Davut peygamber olan ilişkisinde, anlatılan bir efsane var. Şöyleki: “Davut peygamber: bir gün, Lokman’a bir koyun kesmesini ve kendisine, koyunun en iyi yerinden, iki parça getirmesini ister. Bunun üzerine, Lokman koyunu keser ve koyunun yüreği ve dilini ayırarak, Davut Peygambere götürür.
Bir diğer gün, Davut Peygamber yine, Lokman’a bir koyun kesmesini ama bu sefer, koyunun en kötü yerinden iki parça getirmesini ister. Bu kez, Lokman, koyunu keser, ama yine koyunun yüreği ve dilini ayırarak, Davut Peygambere götürür.
Davut Peygamber şaşırır, hem iyilik, hem kötülük te, niye yürek ve dil getirdiğini sorunca, Lokman “İyilik için kullanıldığında yürekten ve dilden daha güzel şey yoktur. Kötülük için kullanıldığında ise, yürekten ve dilden daha kötü şey yoktur.”

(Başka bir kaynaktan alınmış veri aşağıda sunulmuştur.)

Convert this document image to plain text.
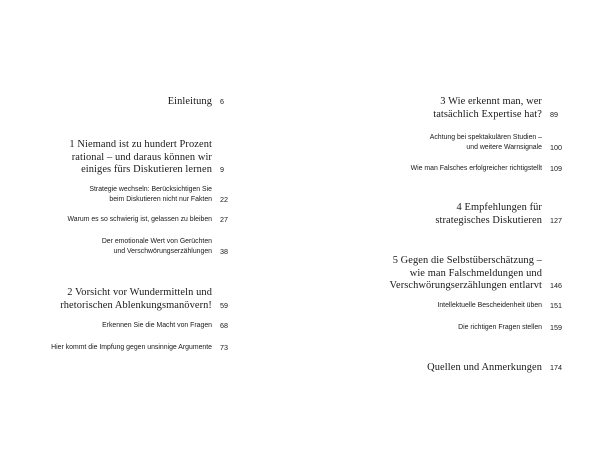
Einleitung	6
1 Niemand ist zu hundert Prozent
rational – und daraus können wir
einiges fürs Diskutieren lernen	9
Strategie wechseln: Berücksichtigen Sie
beim Diskutieren nicht nur Fakten	22
Warum es so schwierig ist, gelassen zu bleiben	27
Der emotionale Wert von Gerüchten
und Verschwörungserzählungen	38
2 Vorsicht vor Wundermitteln und
rhetorischen Ablenkungsmanövern!	59
Erkennen Sie die Macht von Fragen	68
Hier kommt die Impfung gegen unsinnige Argumente	73
3 Wie erkennt man, wer
tatsächlich Expertise hat?	89
Achtung bei spektakulären Studien –
und weitere Warnsignale	100
Wie man Falsches erfolgreicher richtigstellt	109
4 Empfehlungen für
strategisches Diskutieren	127
5 Gegen die Selbstüberschätzung –
wie man Falschmeldungen und
Verschwörungserzählungen entlarvt	146
Intellektuelle Bescheidenheit üben	151
Die richtigen Fragen stellen	159
Quellen und Anmerkungen	174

Evet, Lokman hekim, bu sıralarda: evlenir ve oğlu olur. Oğlu; 14 yaşında iken, bölge halkının etkisinde kalarak, dinden uzaklaşır ve bunun üzerine, Lokman tarafından, oğluna nasihatlar başlığında anlatılan öğütler verilir. 348 yaşına geldiğinde, oğlu ve hanımı ölür. Bu sırada, Kudüs şehrinde vezirlik yapan Lokman hekimden, Süleyman Peygamber tarafından, hastalıklar ve çarelerini içeren bir kitap yazması istenir. Lokman hekim, bu kitabı yazar ve kendisine verir. Ancak, daha sonra, kitap, Danyal Peygamberin eline geçer. Filistin yöresinin işgal edilmesi üzerine, kitap, Babil şehrine gider. Büyük İskender, Babil şehrini ele geçirince, bu ünlü kitap da, İskenderin hocası Aristo tarafından bulunur.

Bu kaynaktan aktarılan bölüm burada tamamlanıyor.